What’s better than a bowl of this chili? Pair it with a side of cornbread or tortilla chips for a satisfying meal. You could also serve it over rice or quinoa for a heartier option. Don’t forget to top it with shredded cheese, a dollop of sour cream, or fresh cilantro for added flavor and presentation.

Keeping leftovers fresh

Once your chili adventure is complete, you might find yourself with leftovers—lucky you! Keep those tasty beans stored safely in an airtight container in the fridge for up to 5 days. Reheat on the stovetop over low heat, adding a splash of broth if it thickens too much.

If you have a larger batch, consider freezing it.
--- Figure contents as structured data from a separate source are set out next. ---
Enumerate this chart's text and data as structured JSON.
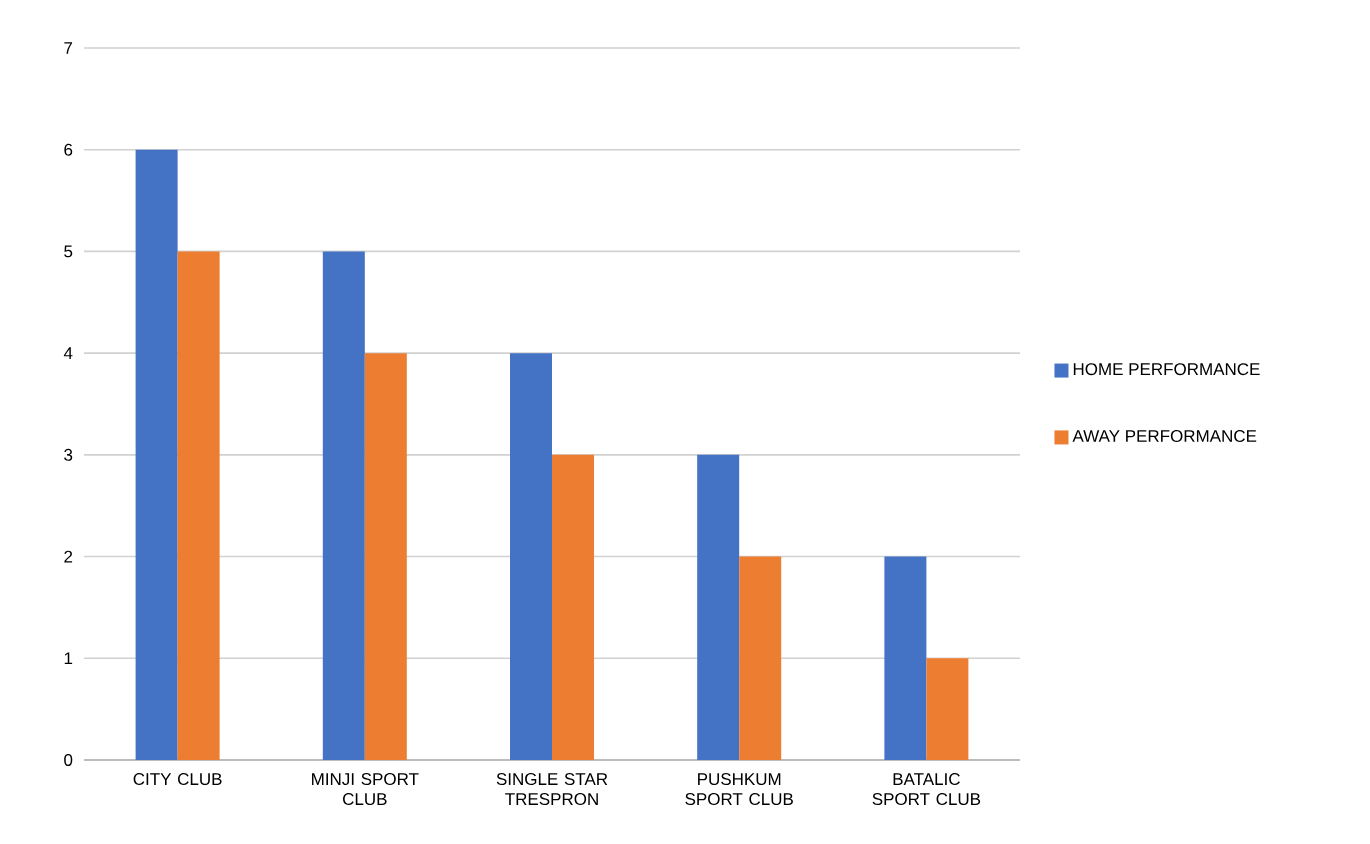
{
  "chart_data": {
    "type": "bar",
    "categories": [
      "CITY CLUB",
      "MINJI SPORT CLUB",
      "SINGLE STAR TRESPRON",
      "PUSHKUM SPORT CLUB",
      "BATALIC SPORT CLUB"
    ],
    "series": [
      {
        "name": "HOME PERFORMANCE",
        "color": "#4472c4",
        "values": [
          6,
          5,
          4,
          3,
          2
        ]
      },
      {
        "name": "AWAY PERFORMANCE",
        "color": "#ed7d31",
        "values": [
          5,
          4,
          3,
          2,
          1
        ]
      }
    ],
    "ylim": [
      0,
      7
    ],
    "yticks": [
      0,
      1,
      2,
      3,
      4,
      5,
      6,
      7
    ],
    "grid": "y",
    "legend": "right"
  }
}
Portion out the chili into freezer-safe bags or containers, where it can last up to 3 months. Just remember to date your containers!

Helpful cooking tips

To take your chili to the next level, consider sautéing some bell peppers along with your onions for added sweetness and texture. A splash of lime juice just before serving can brighten the entire dish, balancing the richness perfectly. Not a fan of beans? Replace them with lentils or even ground meat for a different texture.

Creative twists

Why limit yourself to just one flavor profile? You can switch up the spices by adding chipotle peppers for smokiness or trying out some fresh herbs like oregano. If you’re looking to make this dish a bit spicy, feel free to add diced jalapeños or a pinch of cayenne pepper.

FAQs

Is this chili suitable for meal prep?

Absolutely! This chili is perfect for meal prep since it tastes even better the next day once the flavors meld together.

Can I use dry beans instead of canned?

Yes, but if you opt for dry beans, remember to soak and cook them beforehand according to the package instructions.

How do I make this recipe gluten-free?

All the ingredients listed here are naturally gluten-free, so just ensure your broth and any toppings are also gluten-free to keep everything safe!

With its delightful blend of flavors and easy preparations, this black bean chili alongside kidney beans is a fantastic choice for any occasion. Enjoy every spoonful of this cozy dish!